Typical of most young Colorado artists in the early 1960s, Denny Rockwell and Jay Cubbage were big stars locally with a smash chart record—and little interest outside of the Rocky Mountain region. As Denny & Jay, their biggest record, “H-U-R-T,” climbed as high as #2 on Denver’s 950 KIMN.
Cubbage was born and raised in Longmont. After graduating from Colorado State College of Education (now the University of Northern Colorado), he took a job at the campus music store in Greeley, where he met Denny Rockwell.
“I sang all the way through grade school, high school, and college, with the sincere desire of becoming a recording artist one day,” Cubbage said. “Denny had a small country band. With so much in common, we started singing together. We were surrounded by country music, being native Colorado young men. We were constantly compared to the Everly Brothers when we first began, and we worked to change that image to a degree. We changed our style, over-dubbing our voices as our career progressed.

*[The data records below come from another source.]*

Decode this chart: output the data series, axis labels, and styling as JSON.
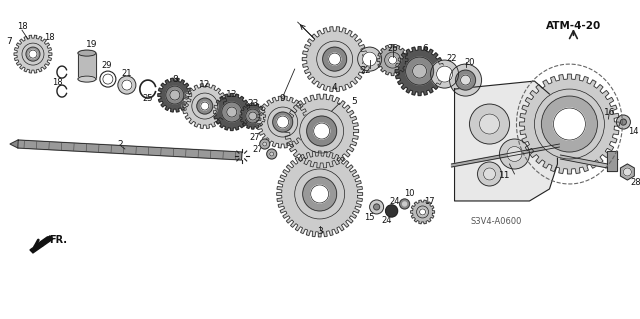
{
  "background_color": "#ffffff",
  "diagram_label": "ATM-4-20",
  "watermark": "S3V4-A0600",
  "fr_label": "FR.",
  "fig_width": 6.4,
  "fig_height": 3.19,
  "dpi": 100,
  "line_color": "#222222",
  "gear_face": "#d8d8d8",
  "gear_dark": "#888888",
  "gear_mid": "#aaaaaa"
}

“When we had been singing together for several months, we decided to record four songs with the band. I wrote three and Denny wrote the other one. We recorded four tunes in Denny’s basement, and there were giggling girls running in and out during the recording process—at one point, you can hear the screen door slam! We took the tape to Denver where echo was added to everything, and I talked a distributor from Columbia Records into sending a copy of our tapes to the A&R department. They liked our sound and wondered if we might audition for them, and we took off for California.”
Columbia didn’t hire the duo, but Cubbage and Rockwell were lured to Enith International Records.
“We wrote many country-type ballads, but nearly a year later, they still didn’t want to record anything we gave them. As a lark, we thought the dumbest thing we could do was to come up with something completely off the wall—a story about a boy who couldn’t sing or play the guitar but was dead-set on impressing his girlfriend by singing under her bedroom window. The song would include sound effects and we would purposely sing off key. They loved it. We hated it!”
After “Silly Sammy Sang Off Key” flopped, Denny & Jay moved to Fred Astaire’s AVA label.
“But we never recorded under our names,” Cubbage said. “We were contractually bound to record four sides for them, and they ‘forced’ us to sing two pieces written on November 22, 1963, the day of the assassination of President Kennedy. We thought the tunes were a terrible embarrassment—as I recall, the names of the songs were ‘We Love You JFK’ and ‘God Bless You, JFK’—but we recorded them under the name of the Patriots. The minute we heard the pieces we thought they were dreadful and bordered on being terrible. The fact that the President had just been killed hours before seemed too opportunistic. Billboard called the record a ‘turkey served up by AVA and a group calling themselves the Patriots.’”
But after a different studio session, producer Jack Lewis had Denny & Jay record two tunes he had written, “H-U-R-T” and “Two Lies.” Capitol Records liked them enough to buy out the duo’s contract with AVA. Denny & Jay became Capitol recording artists and received the up-and-coming star treatment—new clothes, publicity pictures, travel expenses and “gigs” in Denver on TV and at record stores where “H-U-R-T” was being featured.
“Denny and I were getting recognized in the Denver area, but in Hollywood no one knew who we were,” Cubbage said. “If we were off to a gig or a photo shoot, we’d have our guitars with us and we were at least ‘noticed.’ One day on Hollywood Boulevard, while on our way to Capitol, a young girl rushed up to us and enthusiastically said, `I know you! You’re…you’re…you’re Jan & Dean!’ So much for being teen idols.”
Denny & Jay did a record autograph tour as “H-U-R-T” hit #2 in Denver on July 6, 1964.
“We did a television spot and several radio spots. We were in Denver for several days before flying back to L.A. for a gig. I still have letters from young girls expressing their undying love for us—‘You guys are the coolest, and I LOVE your music!’”
“H-U-R-T” was released “with a bullet” (given to a record with upward momentum on the charts), but then the Beatles invaded America. What surely hurt Denny & Jay was that their sound was a throwback to bygone teen idols, with hair teased up high—this at a time when four mop-topped British boys were the new rage. Many established artists saw their careers tumble, and Denny & Jay, with their throwback teen-idol sound, were lost in the shuffle as well.
Due to differences of opinion and a sagging career, Denny & Jay went their separate ways in 1965. Rockwell recorded a piece for the Beatles-owned Apple Records that was never released. The youngsters from northern Colorado returned to the “real world” after getting a small taste of show business.